Craters of the Moon is a catchy name intended to attract attention and to describe territory similar to some of what may be found on the moon. In 1901 US Federal geologists explored here. In 1920 an Idaho taxidermist and amateur explorer, Robert Limbert, hiked the entire length of the Great Rift and his initiative heightened national attention. US geologist, Harold Stearns, became an advocate for preservation of the area in 1923. In 1924 the area was declared a National Monument. In 1969, as preparation for their moon mission, NASA's Apollo astronauts, Alan Shepard, Eugene Cernan and Joe Engle learned about volcanic geology.
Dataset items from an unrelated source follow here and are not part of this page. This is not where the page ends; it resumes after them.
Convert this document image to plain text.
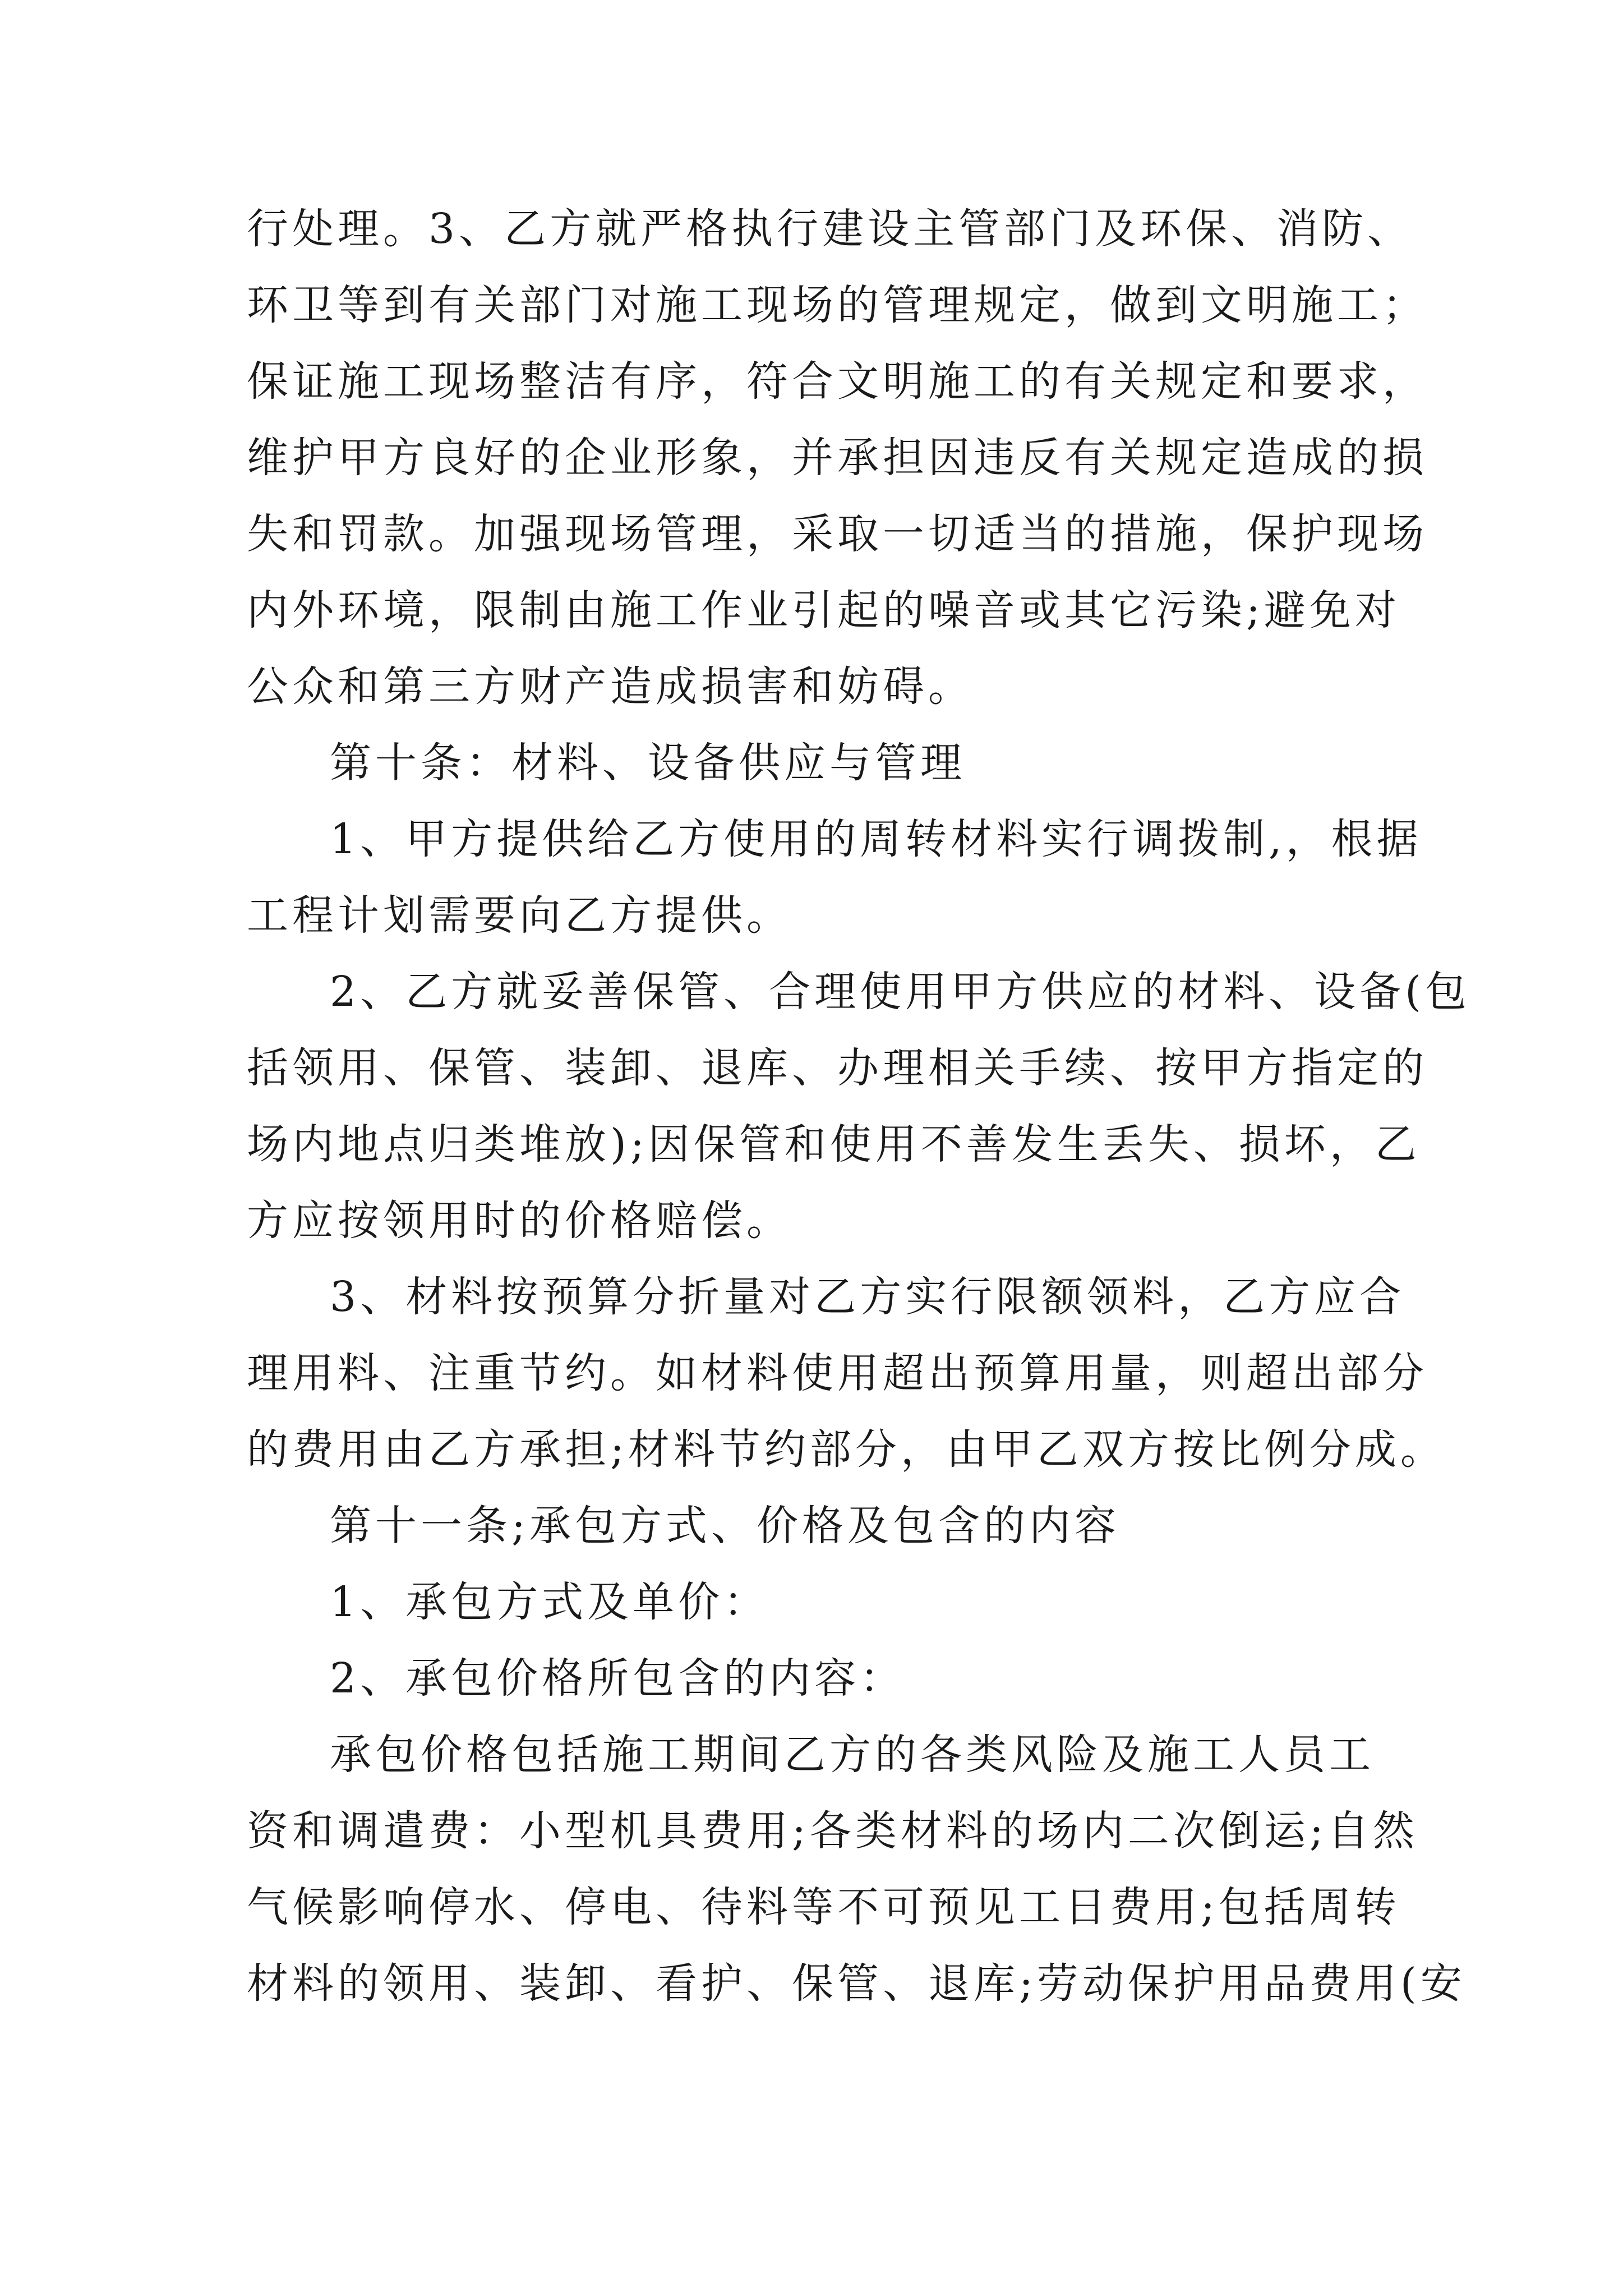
行处理。3、乙方就严格执行建设主管部门及环保、消防、
环卫等到有关部门对施工现场的管理规定，做到文明施工；
保证施工现场整洁有序，符合文明施工的有关规定和要求，
维护甲方良好的企业形象，并承担因违反有关规定造成的损
失和罚款。加强现场管理，采取一切适当的措施，保护现场
内外环境，限制由施工作业引起的噪音或其它污染;避免对
公众和第三方财产造成损害和妨碍。
第十条：材料、设备供应与管理
1、甲方提供给乙方使用的周转材料实行调拨制,，根据
工程计划需要向乙方提供。
2、乙方就妥善保管、合理使用甲方供应的材料、设备(包
括领用、保管、装卸、退库、办理相关手续、按甲方指定的
场内地点归类堆放);因保管和使用不善发生丢失、损坏，乙
方应按领用时的价格赔偿。
3、材料按预算分折量对乙方实行限额领料，乙方应合
理用料、注重节约。如材料使用超出预算用量，则超出部分
的费用由乙方承担;材料节约部分，由甲乙双方按比例分成。
第十一条;承包方式、价格及包含的内容
1、承包方式及单价：
2、承包价格所包含的内容：
承包价格包括施工期间乙方的各类风险及施工人员工
资和调遣费：小型机具费用;各类材料的场内二次倒运;自然
气候影响停水、停电、待料等不可预见工日费用;包括周转
材料的领用、装卸、看护、保管、退库;劳动保护用品费用(安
The area was designated as wilderness by Congress in 1970. A visit by President Clinton in 2003 became a precurser to funds being made availble for further development. It is a very interesting place. There are a broad variety of easy, short trails. It is an ideal place for children to learn and discover. Thank you for your comment Sophie. I am looking forward to reading your post on Murder and Mayhem in London.

Looks like a desolate, yet very interesting place. Why is it called the Craters of the Moon? Does it resemble the moon's landscape, perhaps?

The tree molds do look hard to find, but I like the idea of hiking somewhere that resembles the moon.